During the year new contents will be published simultaneously in the China Heritage Journal and on the China Heritage Annual site. The two are intertwined.


As with other aspects of China Heritage we call our approach New Sinology, that is a conjunction with the Chinese and Sinophone world that involves disparate strands of traditional Chinese writing and scholarship, 漢學, the Western (and Japanese) engagement with China since the late Ming, while remaining mindful of the complex and contentious histories of the Chinese world since the late-Qing period up to the modern day. In so doing, we emphasise the importance of Chinese culture in its broadest sense, one that incorporates elite and demotic traditions, the written heritage as well as thought, politics and society.
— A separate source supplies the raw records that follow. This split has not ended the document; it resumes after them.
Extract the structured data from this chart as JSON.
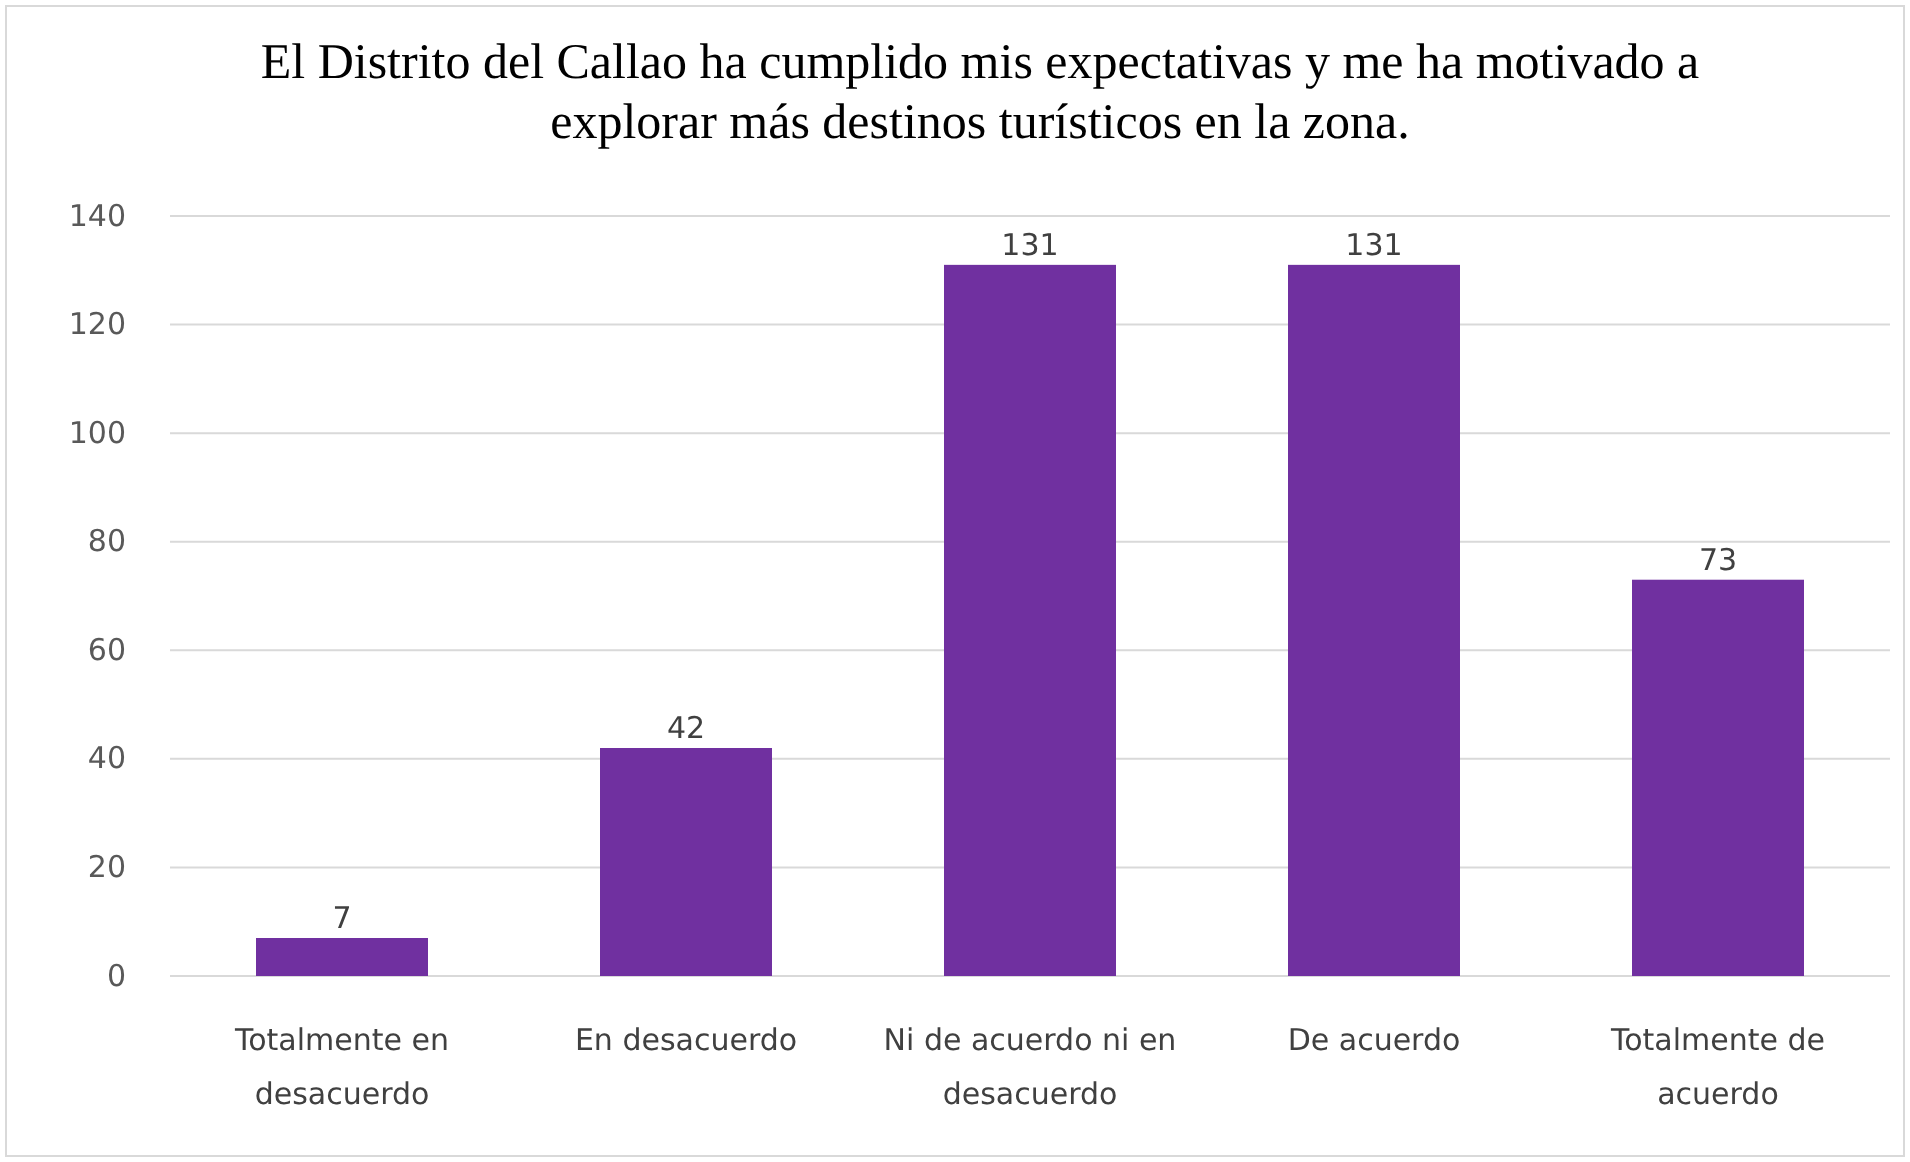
{
  "chart_data": {
    "type": "bar",
    "title": "El Distrito del Callao ha cumplido mis expectativas y me ha motivado a explorar más destinos turísticos en la zona.",
    "categories": [
      "Totalmente en desacuerdo",
      "En desacuerdo",
      "Ni de acuerdo ni en desacuerdo",
      "De acuerdo",
      "Totalmente de acuerdo"
    ],
    "values": [
      7,
      42,
      131,
      131,
      73
    ],
    "color": "#7030a0",
    "ylim": [
      0,
      140
    ],
    "yticks": [
      0,
      20,
      40,
      60,
      80,
      100,
      120,
      140
    ],
    "grid": "y",
    "data_labels": true
  }
}
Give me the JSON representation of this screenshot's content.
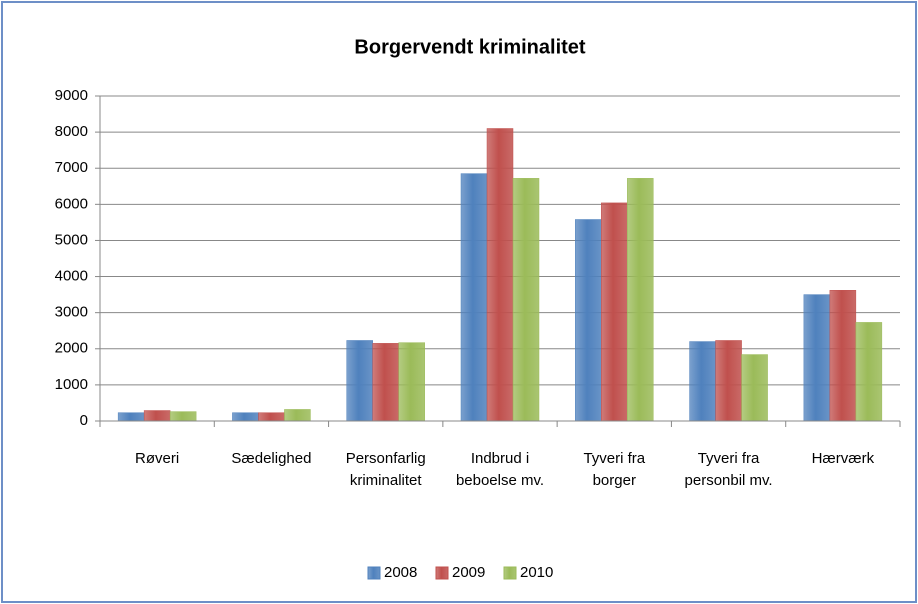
{
  "chart_data": {
    "type": "bar",
    "title": "Borgervendt kriminalitet",
    "categories": [
      "Røveri",
      "Sædelighed",
      "Personfarlig kriminalitet",
      "Indbrud i beboelse mv.",
      "Tyveri fra borger",
      "Tyveri fra personbil mv.",
      "Hærværk"
    ],
    "series": [
      {
        "name": "2008",
        "color": "#4f81bd",
        "values": [
          230,
          230,
          2230,
          6850,
          5580,
          2200,
          3500
        ]
      },
      {
        "name": "2009",
        "color": "#c0504d",
        "values": [
          290,
          230,
          2150,
          8100,
          6040,
          2230,
          3620
        ]
      },
      {
        "name": "2010",
        "color": "#9bbb59",
        "values": [
          260,
          320,
          2170,
          6720,
          6720,
          1840,
          2730
        ]
      }
    ],
    "ylim": [
      0,
      9000
    ],
    "yticks": [
      0,
      1000,
      2000,
      3000,
      4000,
      5000,
      6000,
      7000,
      8000,
      9000
    ],
    "grid": true,
    "legend": "bottom"
  }
}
New Sinology recognises the gravitational pull of Official China and celebrates Other Chinas as both in the twenty-first century are integral to Global China, in reality a Sinophone realm that for centuries has been part of the flows of ideas, things and people beyond formal borders and way stations, be they political, economic, academic or journalistic.

The Jiangning Imperial Silk Manufacturing Museum 江寧織造府博物館 opened on 1 May 2013. This museum-cum-theme park ‘re-imagineers’ links between the Qing-dynasty imperial factory, Nanking and the Cao Family, one member of which, Cao Xueqin 曹雪芹, is recognised as the author of The Story of the Stone 石頭記.